Apple bekommt neuen CEO mit Fokus auf AI.
Photo Credit: Apple
Apple bereitet sich auf neue Führung unter Ternus vor.
Im 21. Jahrhundert gehört der CEO-Posten bei Apple zu den stabilsten und bekanntesten Positionen in der Tech-Welt. Zuerst geprägt von Steve Jobs und später neu gestaltet von Tim Cook, hat diese Rolle die Richtung der globalen Consumer-Technologie stark beeinflusst. Als Apple nun ankündigte, dass Cook zurücktritt und Platz für John Ternus macht, reagierte die Welt mit Überraschung und Neugier.
Statt einen bekannteren Namen wie Craig Federighi oder Eddy Cue zu wählen, entschied sich der Vorstand für jemanden, der eher im Hintergrund gearbeitet hat. Doch das ist nicht neu für Apple. Schon 2011, als Steve Jobs aus gesundheitlichen Gründen zurücktrat, setzte das Unternehmen auf den damals weniger bekannten Cook — eine Entscheidung, die Apple für die nächsten 15 Jahre geprägt hat. Mit Ternus könnte Apple nun einen ähnlichen Schritt gemacht haben.
Die Ankündigung, dass Cook als CEO zurücktritt und die Rolle des Executive Chairman übernimmt, kam für viele überraschend. Allerdings war dies keine kurzfristige Entscheidung. Erste Berichte über seinen möglichen Rücktritt gab es bereits im Oktober 2025, kurz bevor Cook 65 Jahre alt wurde.
In den USA liegt das typische Rentenalter zwischen 62 und 67 Jahren. Gleichzeitig musste Apple in den letzten Jahren mehrere wichtige Führungskräfte ersetzen, darunter den ehemaligen CFO Luca Maestri und den früheren COO Jeff Williams. Daher suchte das Unternehmen aktiv nach einem langfristigen Nachfolger.
Viele mögliche Kandidaten wurden diskutiert, doch Alter und Erfahrung spielten eine große Rolle. Einige waren zu alt für eine langfristige Lösung, andere noch nicht erfahren genug. Wie schon 2011 entschied sich Apple schließlich für jemanden, der nicht im Rampenlicht stand.
John Ternus, aktuell Senior Vice President of Hardware Engineering, wird am 1. September CEO. Er arbeitet seit über 25 Jahren bei Apple und begann 2001 im Produktdesign-Team. 2013 wurde er Vice President und 2021 Teil des Führungsteams.
Er ist bekannt für seine Arbeit an Mac, iPad, iPhone, AirPods und Apple Watch. Laut internen Quellen gilt er als guter Teamplayer, klarer Entscheider und bodenständige Führungspersönlichkeit.
Gleichzeitig wird gesagt, dass er eher vorsichtig und strategisch handelt, statt große Risiken einzugehen. Das macht ihn zu einem stabilen Manager, aber nicht unbedingt zu einem radikalen Innovator.
Dennoch bringt er viel technisches Wissen mit und kennt sowohl Produktentwicklung als auch Lieferketten — wichtige Stärken für die Rolle als CEO.
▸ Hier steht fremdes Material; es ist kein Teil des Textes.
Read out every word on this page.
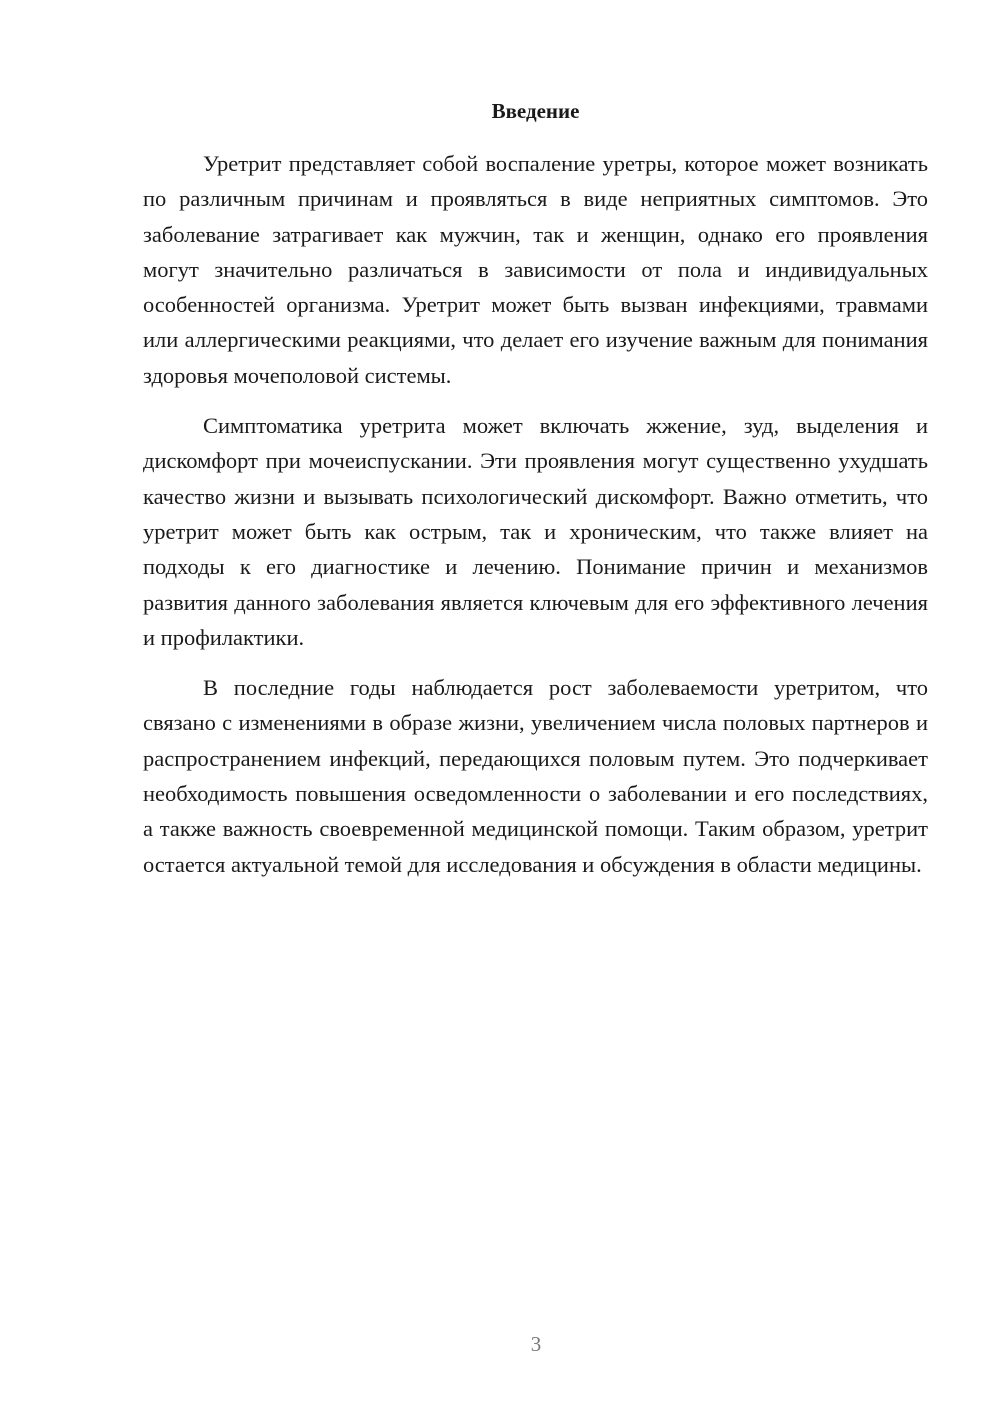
Введение

Уретрит представляет собой воспаление уретры, которое может возникать по различным причинам и проявляться в виде неприятных симптомов. Это заболевание затрагивает как мужчин, так и женщин, однако его проявления могут значительно различаться в зависимости от пола и индивидуальных особенностей организма. Уретрит может быть вызван инфекциями, травмами или аллергическими реакциями, что делает его изучение важным для понимания здоровья мочеполовой системы.

Симптоматика уретрита может включать жжение, зуд, выделения и дискомфорт при мочеиспускании. Эти проявления могут существенно ухудшать качество жизни и вызывать психологический дискомфорт. Важно отметить, что уретрит может быть как острым, так и хроническим, что также влияет на подходы к его диагностике и лечению. Понимание причин и механизмов развития данного заболевания является ключевым для его эффективного лечения и профилактики.

В последние годы наблюдается рост заболеваемости уретритом, что связано с изменениями в образе жизни, увеличением числа половых партнеров и распространением инфекций, передающихся половым путем. Это подчеркивает необходимость повышения осведомленности о заболевании и его последствиях, а также важность своевременной медицинской помощи. Таким образом, уретрит остается актуальной темой для исследования и обсуждения в области медицины.

3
Wenn Ternus die Führung übernimmt, stehen ihm große Herausforderungen bevor. Besonders das Thema künstliche Intelligenz ist aktuell eine der größten Schwächen von Apple. Das Unternehmen ist spät in den AI-Markt eingestiegen und hat bisher weniger Fortschritte gezeigt als seine Konkurrenten.
Ein großes Problem ist die Weiterentwicklung von Siri, die im Vergleich zu modernen AI-Chatbots deutlich zurückliegt. Trotz mehrfacher Ankündigungen wurden Verbesserungen immer wieder verschoben.
Für Ternus wird es entscheidend sein, Apples eigene AI-Technologie weiterzuentwickeln und schnell auszubauen. Nur so kann das Unternehmen im Wettbewerb bestehen und seine Marktposition sichern.